One player, twelve games, one condition: no damage.
Hayete Bahadori, an Assassin’s Creed streamer, decided to play through all twelve main episodes of the Ubisoft franchise, which launched a decade and a half ago, on the hardest difficulty level without getting injured. In April, they uploaded the second part of their walkthrough of Assassin’s Creed: Valhalla to YouTube, and we’ve embedded it below. The reason why completing the challenge can be called an incredible achievement is that from Assassin’s Creed: Origins (and thus, Odyssey and Valhalla as well), the franchise changed with a pretty fast combat system, so you need to pay close attention because one mistake can have serious consequences.

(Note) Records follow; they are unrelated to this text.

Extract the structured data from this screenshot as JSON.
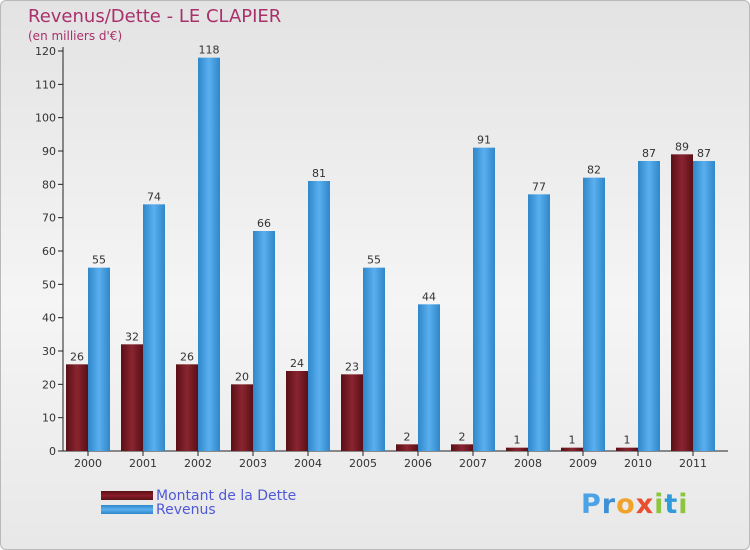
{
  "chart_data": {
    "type": "bar",
    "title": "Revenus/Dette - LE CLAPIER",
    "subtitle": "(en milliers d'€)",
    "categories": [
      "2000",
      "2001",
      "2002",
      "2003",
      "2004",
      "2005",
      "2006",
      "2007",
      "2008",
      "2009",
      "2010",
      "2011"
    ],
    "series": [
      {
        "name": "Montant de la Dette",
        "color": "#7a1520",
        "values": [
          26,
          32,
          26,
          20,
          24,
          23,
          2,
          2,
          1,
          1,
          1,
          89
        ]
      },
      {
        "name": "Revenus",
        "color": "#4aa3e6",
        "values": [
          55,
          74,
          118,
          66,
          81,
          55,
          44,
          91,
          77,
          82,
          87,
          87
        ]
      }
    ],
    "ylim": [
      0,
      120
    ],
    "yticks": [
      0,
      10,
      20,
      30,
      40,
      50,
      60,
      70,
      80,
      90,
      100,
      110,
      120
    ],
    "grid": false,
    "legend": "bottom-left"
  },
  "legend": {
    "debt_label": "Montant de la Dette",
    "revenue_label": "Revenus"
  },
  "logo": {
    "letters": [
      "P",
      "r",
      "o",
      "x",
      "i",
      "t",
      "i"
    ],
    "colors": [
      "#4aa3e6",
      "#3e8fd4",
      "#f0a32a",
      "#e94e2e",
      "#8cc63f",
      "#2f9bd8",
      "#8cc63f"
    ]
  }
}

The rules are also quite challenging. It’s about any% playthroughs (so it’s not set to the maximalist 100% completion, but just the mandatory minimum), but there’s no way to reload the game, plus you have to play the whole thing (per game, of course, since we’re human) in one sitting. In the video description of Assassin’s Creed: Valhalla, the rules are mentioned: “The criteria for this run was the player’s health bar (Eivor) could not fall below 100% (No Damage) from the moment you gain control of Eivor at the start of the game until you complete the Hamtunscire story arc and pacify the entirety of England. At no time during the run could I desynchronize or restart/reload if damage was taken or an objective was failed. If any of these conditions were not met (i.e., took damage, failed an objective, Desync’d, etc.), a complete restart of the game was required.”

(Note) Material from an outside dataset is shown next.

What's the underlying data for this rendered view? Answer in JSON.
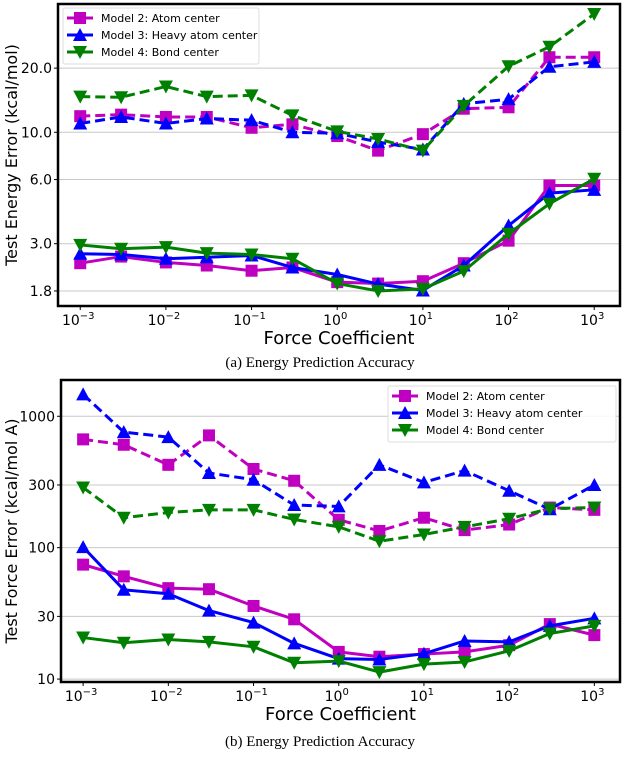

Of course, there are exceptions: in scripted scenes where your character gets wounded, that does NOT count. In Assassin’s Creed: Valhalla, this event happens no fewer than three times, and since they have to happen, it wouldn’t have been fair to suspend the challenge because of it since we have no control over that.
The person has completed Star Wars Jedi: Fallen Order, Control, and even Batman: Arkham Knight in a similar fashion, which makes you wonder how much practice and essentially muscle memory this takes because these are not small, short games that you can complete in half an hour (older 8/16-bit games can still do this…).